Jail for former Durham police officer who forged father's will to cut niece out of estate

Darlington and Stockton Times: Jailed: Darren Hart Jailed: Darren Hart

A FANTASIST policeman who forged his late father's will and prevented a young relative receiving thousands was last night behind bars.

Teesside Crown Court heard how Darren Hart's deceit cut his niece out of the estate.

The forged document left the entire estate - at one point worth more than £120,000 - to Hart's new wife, Alison.

Hart - described by former colleagues as a Walter Mitty character - was yesterday jailed for eight months for fraud.

The 41-year-old collected everything left by his father, Ronald, by having a note he had written witnessed by Peter Atkinson.

Hart's new wife Alison Hope-Hart also signed the seemingly official document and was arrested and questioned, but was never charged.

Darlington and Stockton Times:

Darren Hart with wife Alison on their wedding day

The forgery two years ago left 24-year-old Cherelle Hart - his late brother Stephen's only daughter - with nothing.

Last night, devastated Miss Hart told The Northern Echo how she had been left her "heartbroken, betrayed and disgusted."

She said: "I was always very close to Darren, and it's just impossible to believe he would do something like this to me."

The Echo has discovered how Hart:

* spent some of the will money on a lavish hotel wedding;

* seemingly stopped speaking to his niece after she was cut out of the inheritance;

* rented a 1,000-a-month five-bedroom house in Darlington;

Darlington and Stockton Times:

* apparently travelled the world after picking up money from the estate.

Hart was a police officer in Darlington at the time of the fraud in 2011, but left Durham Constabulary before it emerged.

He had been a soldier before joining the police, and boasted about being in the special forces - even though he never was.

One former colleague said: "You simply couldn't believe lots of what he told you."

Miss Hart added: "He lives in his own fantasy world."

Mr Hart snr had not made a will, which meant everything should have been split between his two sons or any surviving relatives.

As his other son had died when Miss Hart was eight, she would have been entitled to half of the remaining £43,350.

The court heard how Hart "did not intend" to deprive his niece as he was not aware she was or may have been a beneficiary.

His barrister, Ian Mullarkey, said he had been under great stress and was going through a bitter divorce at the time.

Judge Peter Bowers told Hart: "The court will jealously guard the sanctity of probate and the court process.

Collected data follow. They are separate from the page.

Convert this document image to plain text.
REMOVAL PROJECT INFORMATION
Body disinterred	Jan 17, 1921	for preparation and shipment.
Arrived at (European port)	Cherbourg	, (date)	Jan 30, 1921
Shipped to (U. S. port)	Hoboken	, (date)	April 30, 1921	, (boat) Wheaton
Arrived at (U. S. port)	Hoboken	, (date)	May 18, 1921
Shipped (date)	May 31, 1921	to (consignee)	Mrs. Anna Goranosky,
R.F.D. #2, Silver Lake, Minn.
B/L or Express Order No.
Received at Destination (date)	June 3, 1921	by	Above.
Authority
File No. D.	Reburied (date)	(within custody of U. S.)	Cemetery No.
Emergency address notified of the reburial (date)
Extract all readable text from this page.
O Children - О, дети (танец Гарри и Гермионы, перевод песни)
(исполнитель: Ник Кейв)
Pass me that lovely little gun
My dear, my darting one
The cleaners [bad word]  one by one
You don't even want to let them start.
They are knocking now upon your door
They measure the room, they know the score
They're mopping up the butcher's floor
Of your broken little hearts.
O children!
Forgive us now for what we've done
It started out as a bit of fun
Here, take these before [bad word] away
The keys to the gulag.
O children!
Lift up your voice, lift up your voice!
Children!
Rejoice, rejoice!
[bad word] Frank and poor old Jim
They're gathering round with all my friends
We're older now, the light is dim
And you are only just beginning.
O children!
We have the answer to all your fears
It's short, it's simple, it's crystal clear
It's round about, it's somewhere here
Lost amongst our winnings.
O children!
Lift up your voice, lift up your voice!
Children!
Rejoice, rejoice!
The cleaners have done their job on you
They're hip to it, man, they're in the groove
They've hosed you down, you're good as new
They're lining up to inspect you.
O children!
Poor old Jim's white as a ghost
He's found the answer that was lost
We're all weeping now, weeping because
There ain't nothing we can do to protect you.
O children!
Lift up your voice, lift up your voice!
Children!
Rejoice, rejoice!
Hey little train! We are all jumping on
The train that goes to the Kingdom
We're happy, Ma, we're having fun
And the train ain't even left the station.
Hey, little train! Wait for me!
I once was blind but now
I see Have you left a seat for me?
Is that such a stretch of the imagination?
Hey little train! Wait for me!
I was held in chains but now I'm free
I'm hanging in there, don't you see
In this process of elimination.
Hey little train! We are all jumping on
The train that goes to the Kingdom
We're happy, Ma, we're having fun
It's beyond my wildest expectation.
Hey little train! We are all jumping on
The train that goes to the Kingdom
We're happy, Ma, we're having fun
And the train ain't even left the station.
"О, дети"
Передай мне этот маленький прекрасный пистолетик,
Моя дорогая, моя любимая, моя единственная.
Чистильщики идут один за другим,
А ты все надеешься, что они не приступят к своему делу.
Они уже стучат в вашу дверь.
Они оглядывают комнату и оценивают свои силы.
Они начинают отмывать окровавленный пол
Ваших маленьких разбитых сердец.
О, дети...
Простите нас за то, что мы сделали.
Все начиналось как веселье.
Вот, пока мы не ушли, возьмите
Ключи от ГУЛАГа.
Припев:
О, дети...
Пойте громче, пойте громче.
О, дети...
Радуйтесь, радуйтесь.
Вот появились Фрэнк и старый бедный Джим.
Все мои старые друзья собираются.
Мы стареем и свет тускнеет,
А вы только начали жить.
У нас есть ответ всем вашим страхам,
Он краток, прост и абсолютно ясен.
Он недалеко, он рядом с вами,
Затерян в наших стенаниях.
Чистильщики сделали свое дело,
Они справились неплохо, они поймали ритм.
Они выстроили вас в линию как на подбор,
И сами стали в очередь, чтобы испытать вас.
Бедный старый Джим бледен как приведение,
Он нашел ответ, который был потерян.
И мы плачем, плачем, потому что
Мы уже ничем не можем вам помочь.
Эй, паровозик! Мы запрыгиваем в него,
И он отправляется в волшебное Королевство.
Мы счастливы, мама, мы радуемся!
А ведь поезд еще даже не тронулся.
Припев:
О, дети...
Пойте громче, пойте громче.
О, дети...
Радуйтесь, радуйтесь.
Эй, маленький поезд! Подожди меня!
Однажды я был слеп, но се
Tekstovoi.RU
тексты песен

"Being a police officer places an additional responsibility on you not only to uphold the law, but to be beyond reproach."

On his Facebook page, Hart boasts of travelling to far-flung places after getting his hands on his father's money. In the past two years, he says he has been to Malta, Africa, Germany, Norway, Italy, France, South America and Belgium.

Friend Peter Atkinson, who witnessed the bogus document, was said by his lawyer to have been "naive" when he agreed to sign it.

Dan Cordey, mitigating, said when he later realised the enormity of what he had done, he went to the police to confess.

Hart, of High Green, Darlington, and Atkinson, of The Mill, Mickleton, near Barnard Castle, County Durham, admitted fraud.

Atkinson's barrister, Mr Cordey, said the 27-year-old - given a five-month jail sentence, suspended for a year - was a trusting man who made a mistake.

Mr Mullarkey said Hart joined the army after leaving school and later worked for three years as a close protection officer for Harrods.

He said he then got a civilian job with Cleveland Police before moving to the Durham force - from which he resigned after his fraud.

"He is remorseful about what he has done," said the barrister. "It was a lone aberration notwithstanding his exemplary record."

He said Hart's sole intention was to prevent his ex-wife Maggie getting her hands on any of his father's money.

His father wrote a note excluding her from his estate, but he died before it could be witnessed and signed.